2022年シーズンは、すでに動き出している。1月半ばには訪れる始動日に向けて、Jリーグの各クラブはチーム編成を進めてい…
2022年シーズンは、すでに動き出している。1月半ばには訪れる始動日に向けて、Jリーグの各クラブはチーム編成を進めている。

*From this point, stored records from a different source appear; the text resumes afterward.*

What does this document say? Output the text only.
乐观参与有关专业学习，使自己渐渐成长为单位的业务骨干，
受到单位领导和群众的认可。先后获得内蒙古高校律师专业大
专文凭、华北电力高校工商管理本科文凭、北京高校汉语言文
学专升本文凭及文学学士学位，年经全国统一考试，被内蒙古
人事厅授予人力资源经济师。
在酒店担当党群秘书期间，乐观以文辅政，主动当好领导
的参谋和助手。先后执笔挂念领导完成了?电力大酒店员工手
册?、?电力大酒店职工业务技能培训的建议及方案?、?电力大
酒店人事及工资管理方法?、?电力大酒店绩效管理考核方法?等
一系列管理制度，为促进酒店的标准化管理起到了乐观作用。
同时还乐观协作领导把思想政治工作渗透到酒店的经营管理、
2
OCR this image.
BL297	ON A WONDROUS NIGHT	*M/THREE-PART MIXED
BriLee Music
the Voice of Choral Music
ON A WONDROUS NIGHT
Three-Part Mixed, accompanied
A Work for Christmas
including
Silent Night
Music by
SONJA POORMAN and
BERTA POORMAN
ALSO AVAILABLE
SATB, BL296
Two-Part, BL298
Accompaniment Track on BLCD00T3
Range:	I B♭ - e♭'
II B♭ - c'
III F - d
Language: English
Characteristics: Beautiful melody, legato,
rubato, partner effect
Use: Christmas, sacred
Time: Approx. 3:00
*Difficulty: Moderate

サッカー批評では、J1クラブの動向をチェック。移籍の噂やクラブからの正式発表をサーチして、2022年の最速スタメン予想を試みた。「あなたのクラブ」は、どんな新しい姿を見せてくれるのか...。
■前田が抜けた穴はどうする?
横浜F・マリノスから、重要な選手が羽ばたいていった。セルティックへと移籍した前田大然である。
2021年シーズンに23ゴールを決めてレアンドロ・ダミアンと並んで得点王となった決定力はもちろん、異次元のスプリント回数を前線からのプレスにも活かしていた守備力が失われることも、チームにとっては痛手となるはずだ。
前田は買い取りオプション付きの期限付き移籍で、夏にはある程度の移籍金が入って来ることにはなりそうだが、ここまでの補強はおとなしめだ。ティーラトンが母国に帰った左サイドバックのポジションには、永戸勝也と小池裕太を獲得。これで計算は立つだろう。若手の起用を好む外国人監督の下でどうなるか分からないが、藤田譲瑠チマは未来への投資の意味合いも大きそうだ。その他、ほとんどは期限付き移籍からの復帰である。
気になるのが、前田が抜けたポジションの穴埋めだ。前線の選手として西村拓真を獲得したが、これまでのプレーを考えるとウィングよりも中央でのプレーにフィットしそうだ。
■2020年にも試した「あの窮余の策」
このまま補強がないとすれば、既存戦力の活用となる。水沼宏太は契約を更新したし、MVPを獲得した2019年の輝きを仲川輝人が取り戻せば、補強以上の意味がある。
あるいは、既存戦力を違う手法で活用するか、だ。前任のアンジェ・ポステコグルー監督が、ケガ人が出るなどやむを得ない状況に背中を押されたとはいえ、2020年に何度か試した3バックの導入だ。
人材はそろっている。チアゴ・マルチンスと畠中槙之輔に加え、岩田智輝も十分に計算が立つ。加入した2021年には複数のポジションで起用された岩田だが、3バックの一角からの攻撃参加は、大分トリニータでも見せた得意のプレーである。
レオ・セアラを1トップに据え、新戦力の西村を2シャドーのひとりとするのもありだろう。2021年にメインだった4-3-3のウィングや1トップに据えるよりも、西村にとっては収まりがよさそうなポジションだ。
2021年は、独走する川崎フロンターレににじり寄った時期もあったが、最終的には勝点13もの差をつけられた。この深い溝を埋めるには、新しい何かを打ち出す必要がある。